NASA's Hubble Space Telescope has recently spotted a diminutive object that is estimated to be over 13 billion light-years away; this is supposed to be one of the farthest, faintest, and smallest galaxies ever seen.
Study leader, Adi Zitrin of the California Institute of Technology in Pasadena explained that this object would be a unique example of what was suspected to be an abundant, underlying population of extremely small and faint galaxies at about 500 million years after the big bang and that scientists should continue looking for such objects in space so that people can understand how galaxies and the universe had evolved over time.
The found galaxy appeared as a tiny blob that is only a small fraction of the size of our Milky Way galaxy. But offered a peek back into a time when the universe was only about 500 million years old, roughly 3 percent of its current age of 13.7 billion years.
This new detection would be considered as one of the most reliable distance measurements of a galaxy as the scientists used two independent methods to estimate its distance.
The Hubble with NASA's other Great Observatories-the Spitzer Space Telescope and the Chandra X-ray Observatory probed into the early universe by studying large galaxy clusters. The clusters were so massive that their gravity deflected light passing through them, magnifying, brightening, and distorting background objects in a phenomenon called gravitational lensing. These powerful lenses allowed astronomers to find many dim, distant structures that were otherwise too faint to see.

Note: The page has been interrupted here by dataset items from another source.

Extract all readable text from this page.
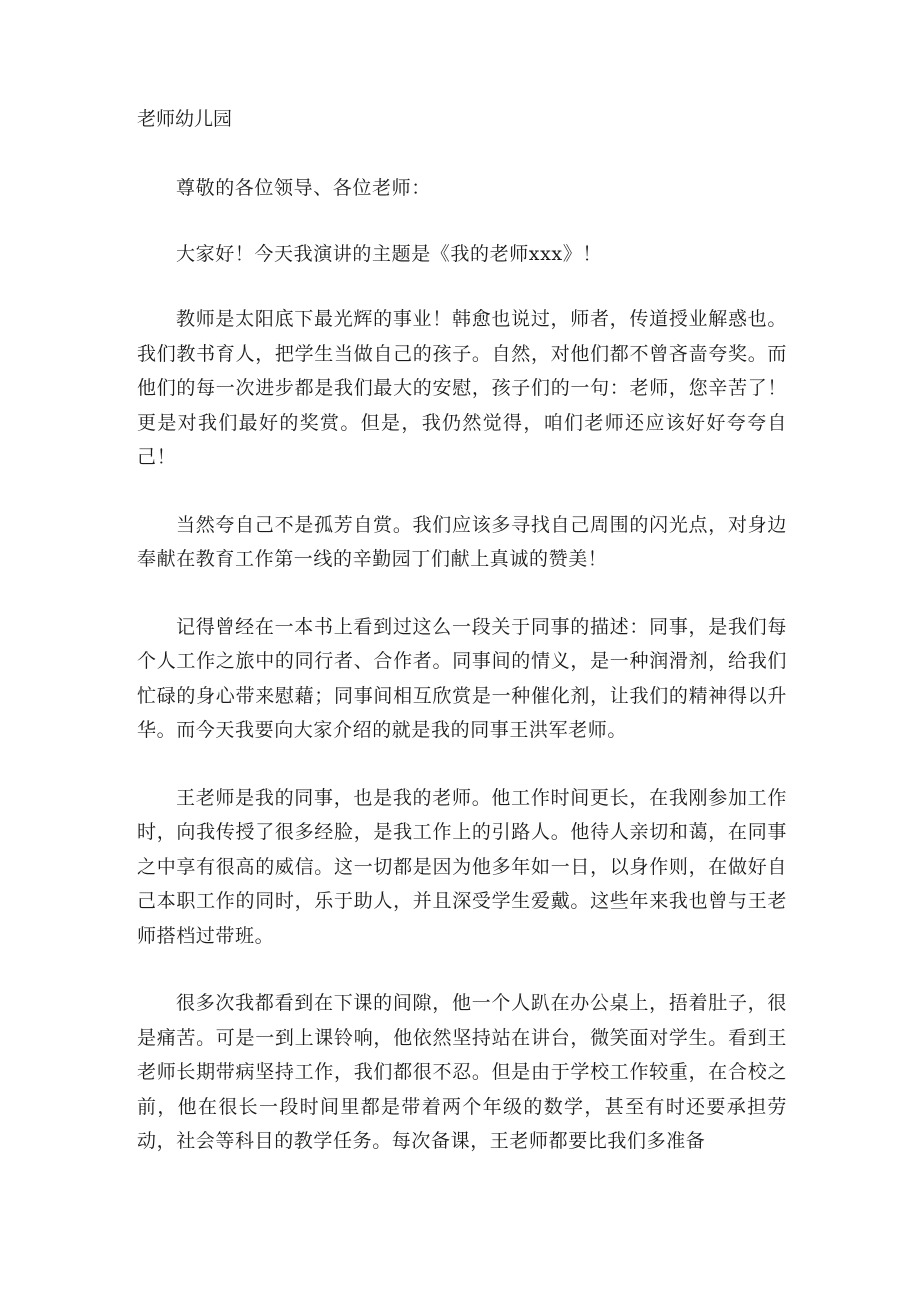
老师幼儿园

尊敬的各位领导、各位老师：

大家好！今天我演讲的主题是《我的老师xxx》！

教师是太阳底下最光辉的事业！韩愈也说过，师者，传道授业解惑也。我们教书育人，把学生当做自己的孩子。自然，对他们都不曾吝啬夸奖。而他们的每一次进步都是我们最大的安慰，孩子们的一句：老师，您辛苦了！更是对我们最好的奖赏。但是，我仍然觉得，咱们老师还应该好好夸夸自己！

当然夸自己不是孤芳自赏。我们应该多寻找自己周围的闪光点，对身边奉献在教育工作第一线的辛勤园丁们献上真诚的赞美！

记得曾经在一本书上看到过这么一段关于同事的描述：同事，是我们每个人工作之旅中的同行者、合作者。同事间的情义，是一种润滑剂，给我们忙碌的身心带来慰藉；同事间相互欣赏是一种催化剂，让我们的精神得以升华。而今天我要向大家介绍的就是我的同事王洪军老师。

王老师是我的同事，也是我的老师。他工作时间更长，在我刚参加工作时，向我传授了很多经脸，是我工作上的引路人。他待人亲切和蔼，在同事之中享有很高的威信。这一切都是因为他多年如一日，以身作则，在做好自己本职工作的同时，乐于助人，并且深受学生爱戴。这些年来我也曾与王老师搭档过带班。

很多次我都看到在下课的间隙，他一个人趴在办公桌上，捂着肚子，很是痛苦。可是一到上课铃响，他依然坚持站在讲台，微笑面对学生。看到王老师长期带病坚持工作，我们都很不忍。但是由于学校工作较重，在合校之前，他在很长一段时间里都是带着两个年级的数学，甚至有时还要承担劳动，社会等科目的教学任务。每次备课，王老师都要比我们多准备
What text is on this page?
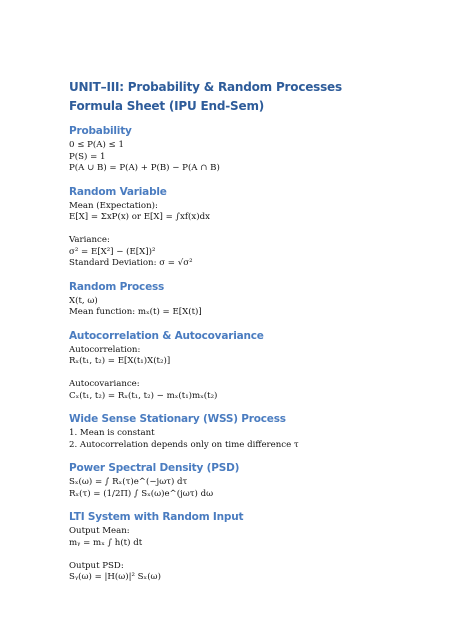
UNIT–III: Probability & Random Processes
Formula Sheet (IPU End-Sem)
Probability
0 ≤ P(A) ≤ 1
P(S) = 1
P(A ∪ B) = P(A) + P(B) − P(A ∩ B)
Random Variable
Mean (Expectation):
E[X] = ΣxP(x) or E[X] = ∫xf(x)dx
Variance:
σ² = E[X²] − (E[X])²
Standard Deviation: σ = √σ²
Random Process
X(t, ω)
Mean function: mₓ(t) = E[X(t)]
Autocorrelation & Autocovariance
Autocorrelation:
Rₓ(t₁, t₂) = E[X(t₁)X(t₂)]
Autocovariance:
Cₓ(t₁, t₂) = Rₓ(t₁, t₂) − mₓ(t₁)mₓ(t₂)
Wide Sense Stationary (WSS) Process
1. Mean is constant
2. Autocorrelation depends only on time difference τ
Power Spectral Density (PSD)
Sₓ(ω) = ∫ Rₓ(τ)e^(−jωτ) dτ
Rₓ(τ) = (1/2Π) ∫ Sₓ(ω)e^(jωτ) dω
LTI System with Random Input
Output Mean:
mᵧ = mₓ ∫ h(t) dt
Output PSD:
Sᵧ(ω) = |H(ω)|² Sₓ(ω)
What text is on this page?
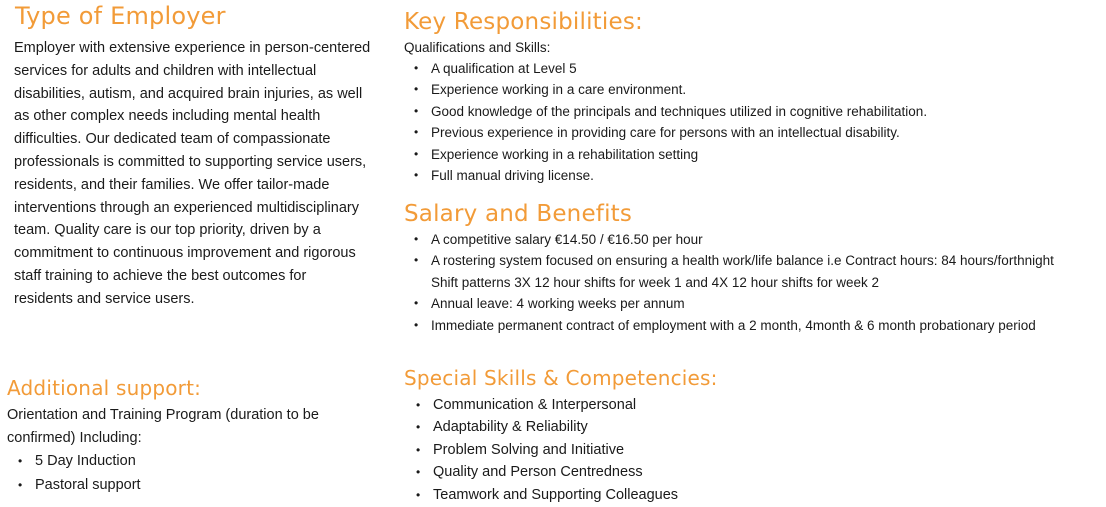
Type of Employer
Employer with extensive experience in person-centered
services for adults and children with intellectual
disabilities, autism, and acquired brain injuries, as well
as other complex needs including mental health
difficulties. Our dedicated team of compassionate
professionals is committed to supporting service users,
residents, and their families. We offer tailor-made
interventions through an experienced multidisciplinary
team. Quality care is our top priority, driven by a
commitment to continuous improvement and rigorous
staff training to achieve the best outcomes for
residents and service users.
Additional support:
Orientation and Training Program (duration to be
confirmed) Including:
• 5 Day Induction
• Pastoral support
Key Responsibilities:
Qualifications and Skills:
• A qualification at Level 5
• Experience working in a care environment.
• Good knowledge of the principals and techniques utilized in cognitive rehabilitation.
• Previous experience in providing care for persons with an intellectual disability.
• Experience working in a rehabilitation setting
• Full manual driving license.
Salary and Benefits
• A competitive salary €14.50 / €16.50 per hour
• A rostering system focused on ensuring a health work/life balance i.e Contract hours: 84 hours/forthnight
Shift patterns 3X 12 hour shifts for week 1 and 4X 12 hour shifts for week 2
• Annual leave: 4 working weeks per annum
• Immediate permanent contract of employment with a 2 month, 4month & 6 month probationary period
Special Skills & Competencies:
• Communication & Interpersonal
• Adaptability & Reliability
• Problem Solving and Initiative
• Quality and Person Centredness
• Teamwork and Supporting Colleagues
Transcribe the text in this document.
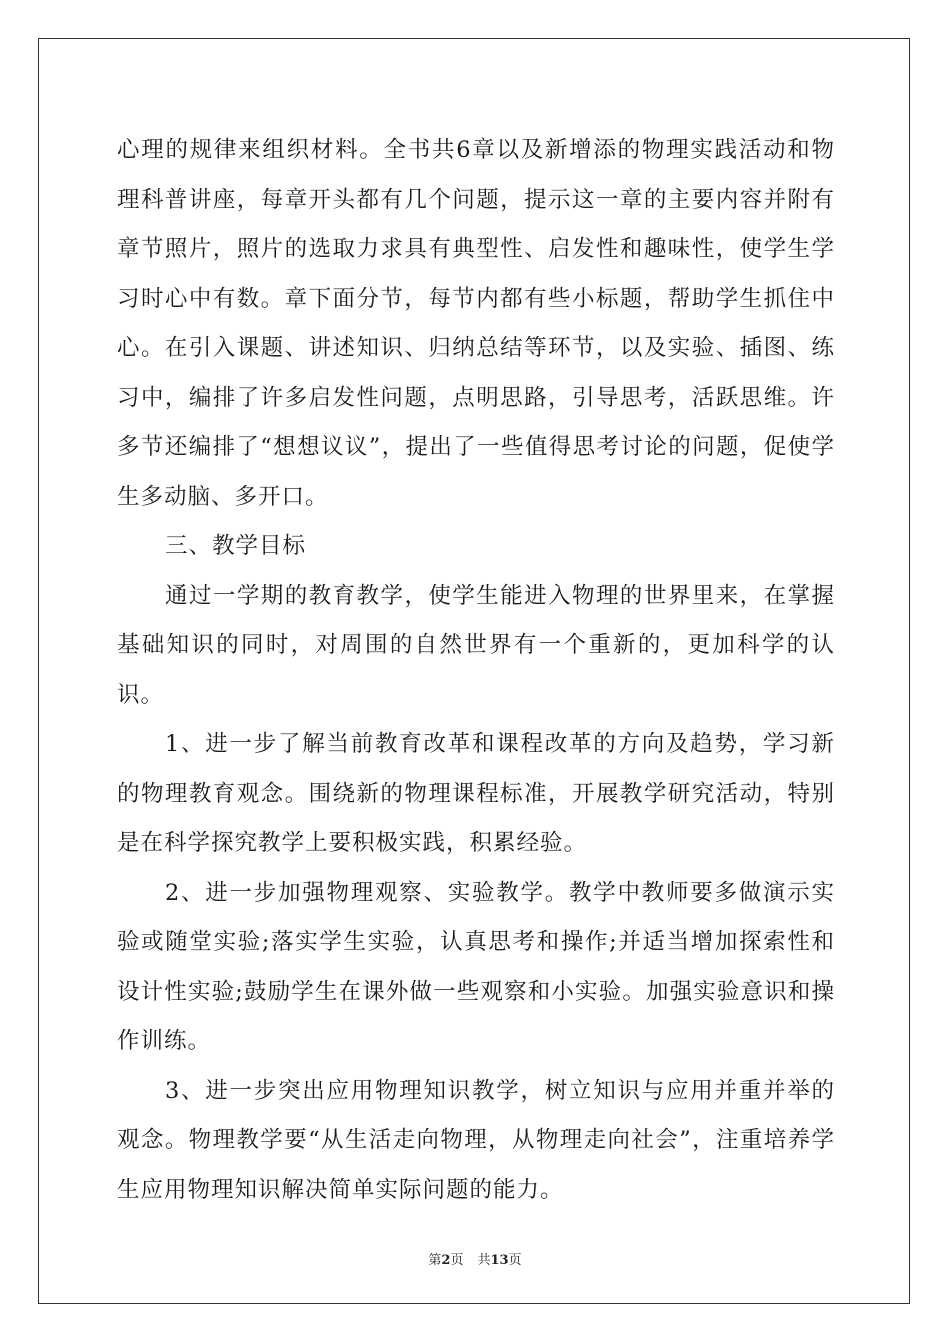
心理的规律来组织材料。全书共6章以及新增添的物理实践活动和物理科普讲座，每章开头都有几个问题，提示这一章的主要内容并附有章节照片，照片的选取力求具有典型性、启发性和趣味性，使学生学习时心中有数。章下面分节，每节内都有些小标题，帮助学生抓住中心。在引入课题、讲述知识、归纳总结等环节，以及实验、插图、练习中，编排了许多启发性问题，点明思路，引导思考，活跃思维。许多节还编排了“想想议议”，提出了一些值得思考讨论的问题，促使学生多动脑、多开口。

三、教学目标

通过一学期的教育教学，使学生能进入物理的世界里来，在掌握基础知识的同时，对周围的自然世界有一个重新的，更加科学的认识。

1、进一步了解当前教育改革和课程改革的方向及趋势，学习新的物理教育观念。围绕新的物理课程标准，开展教学研究活动，特别是在科学探究教学上要积极实践，积累经验。

2、进一步加强物理观察、实验教学。教学中教师要多做演示实验或随堂实验;落实学生实验，认真思考和操作;并适当增加探索性和设计性实验;鼓励学生在课外做一些观察和小实验。加强实验意识和操作训练。

3、进一步突出应用物理知识教学，树立知识与应用并重并举的观念。物理教学要“从生活走向物理，从物理走向社会”，注重培养学生应用物理知识解决简单实际问题的能力。

第2页 共13页
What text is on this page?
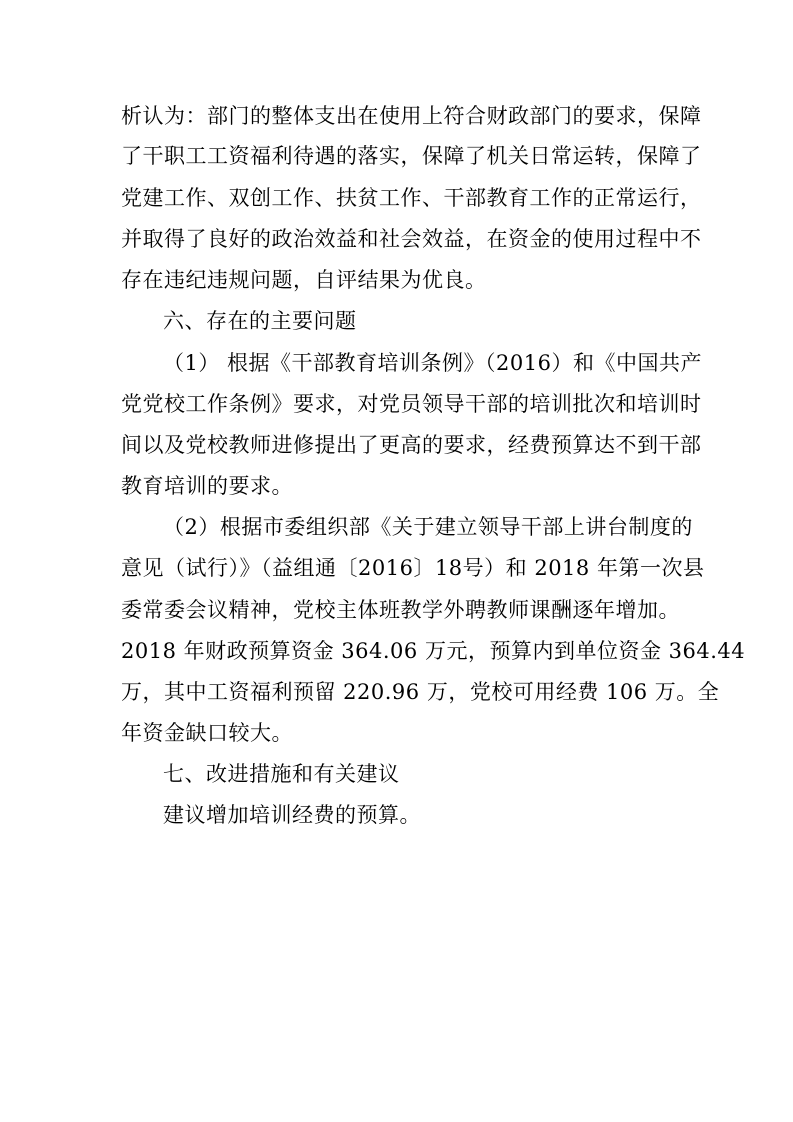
析认为：部门的整体支出在使用上符合财政部门的要求，保障
了干职工工资福利待遇的落实，保障了机关日常运转，保障了
党建工作、双创工作、扶贫工作、干部教育工作的正常运行，
并取得了良好的政治效益和社会效益，在资金的使用过程中不
存在违纪违规问题，自评结果为优良。
六、存在的主要问题
（1） 根据《干部教育培训条例》（2016）和《中国共产
党党校工作条例》要求，对党员领导干部的培训批次和培训时
间以及党校教师进修提出了更高的要求，经费预算达不到干部
教育培训的要求。
（2）根据市委组织部《关于建立领导干部上讲台制度的
意见（试行）》（益组通〔2016〕18号）和 2018 年第一次县
委常委会议精神，党校主体班教学外聘教师课酬逐年增加。
2018 年财政预算资金 364.06 万元，预算内到单位资金 364.44
万，其中工资福利预留 220.96 万，党校可用经费 106 万。全
年资金缺口较大。
七、改进措施和有关建议
建议增加培训经费的预算。
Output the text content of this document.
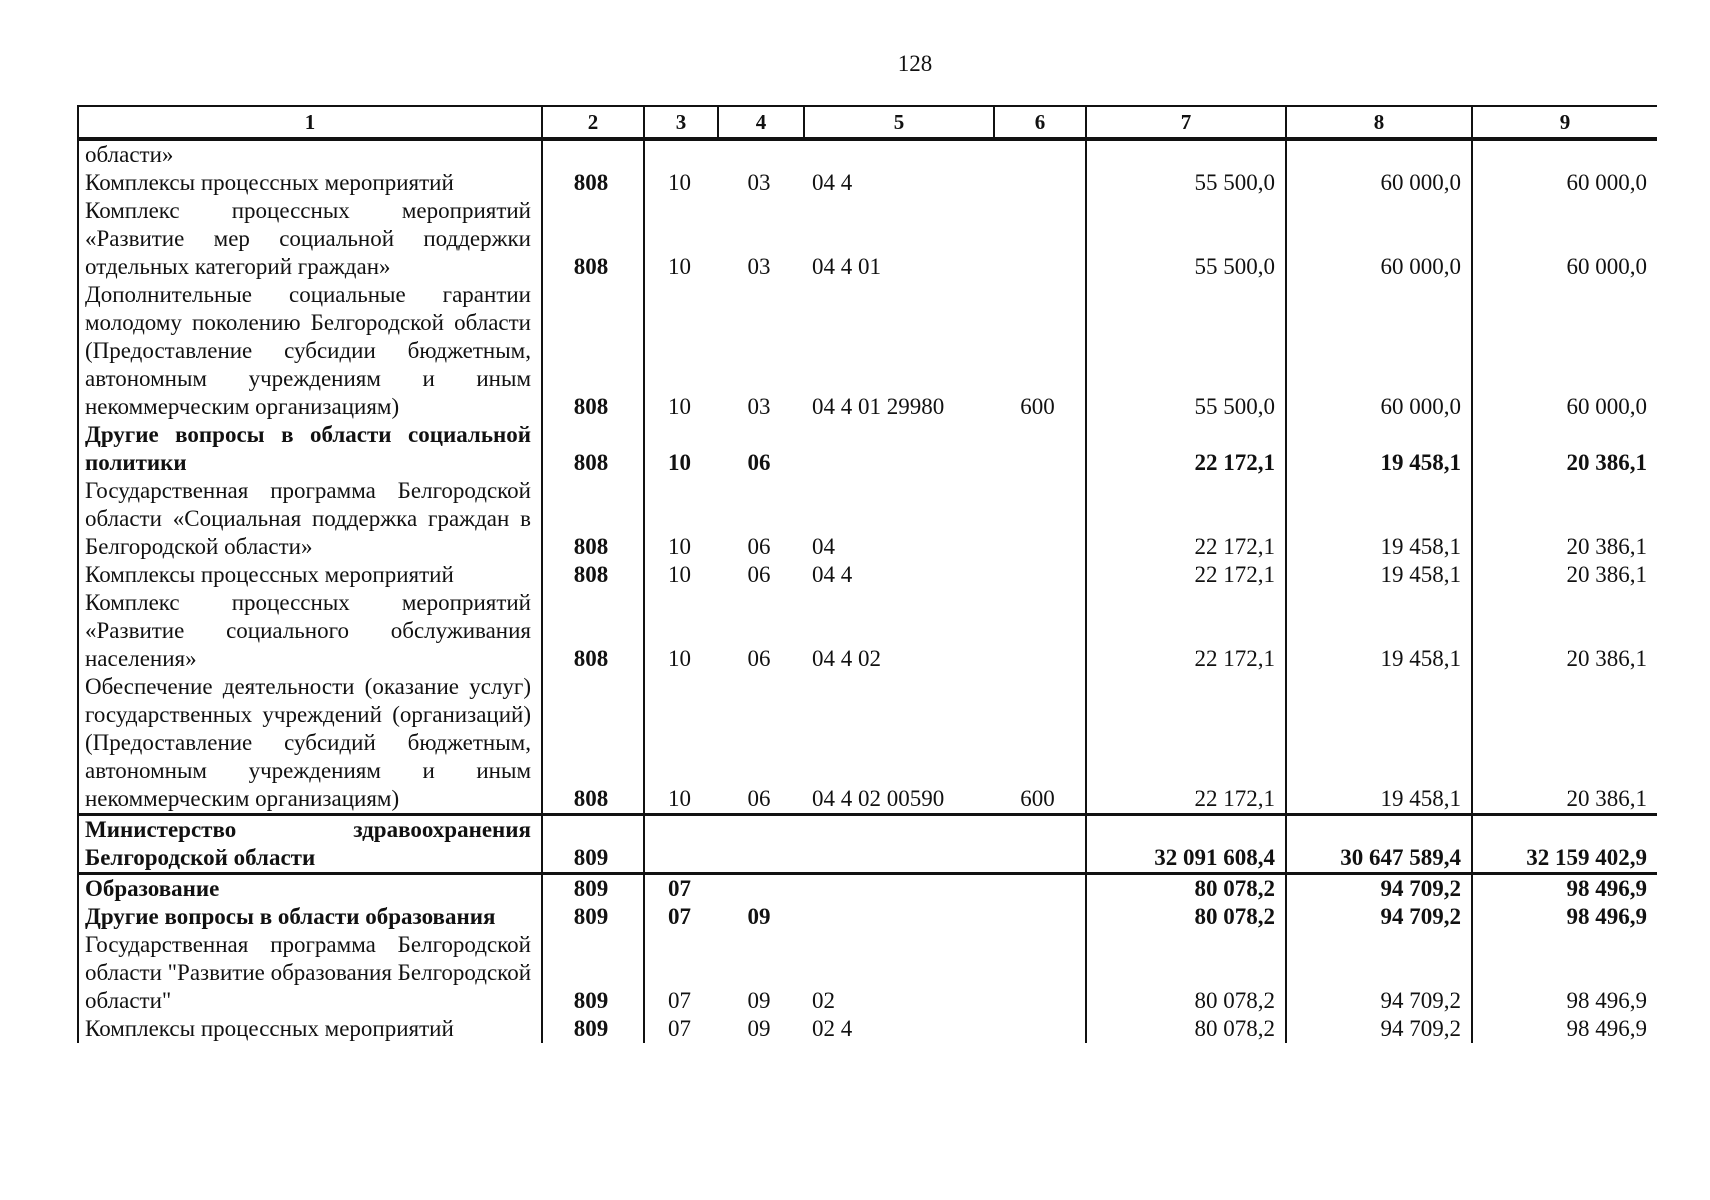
128
1	2	3	4	5	6	7	8	9
области»								
Комплексы процессных мероприятий	808	10	03	04 4		55 500,0	60 000,0	60 000,0
Комплекс процессных мероприятий «Развитие мер социальной поддержки отдельных категорий граждан»	808	10	03	04 4 01		55 500,0	60 000,0	60 000,0
Дополнительные социальные гарантии молодому поколению Белгородской области (Предоставление субсидии бюджетным, автономным учреждениям и иным некоммерческим организациям)	808	10	03	04 4 01 29980	600	55 500,0	60 000,0	60 000,0
Другие вопросы в области социальной политики	808	10	06			22 172,1	19 458,1	20 386,1
Государственная программа Белгородской области «Социальная поддержка граждан в Белгородской области»	808	10	06	04		22 172,1	19 458,1	20 386,1
Комплексы процессных мероприятий	808	10	06	04 4		22 172,1	19 458,1	20 386,1
Комплекс процессных мероприятий «Развитие социального обслуживания населения»	808	10	06	04 4 02		22 172,1	19 458,1	20 386,1
Обеспечение деятельности (оказание услуг) государственных учреждений (организаций) (Предоставление субсидий бюджетным, автономным учреждениям и иным некоммерческим организациям)	808	10	06	04 4 02 00590	600	22 172,1	19 458,1	20 386,1
Министерство здравоохранения Белгородской области	809					32 091 608,4	30 647 589,4	32 159 402,9
Образование	809	07				80 078,2	94 709,2	98 496,9
Другие вопросы в области образования	809	07	09			80 078,2	94 709,2	98 496,9
Государственная программа Белгородской области "Развитие образования Белгородской области"	809	07	09	02		80 078,2	94 709,2	98 496,9
Комплексы процессных мероприятий	809	07	09	02 4		80 078,2	94 709,2	98 496,9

The scientists used the color-analysis technique to find the distance of the galaxy from Earth and were about 95 percent confident that this object was at a remote distance, at redshift 10 (a measure of the stretching of space since the big bang).
An analysis of the distant galaxy showed that it measured merely 850 light-years across, 500 times smaller than the Milky Way, and was estimated to have a mass of only 40 million suns. The galaxy's star formation rate was about one star every three years (one-third the star formation rate in the Milky Way). Although this may seem low, but Zitrin said that given its small size and low mass, the tiny galaxy was in fact rapidly evolving and efficiently forming stars.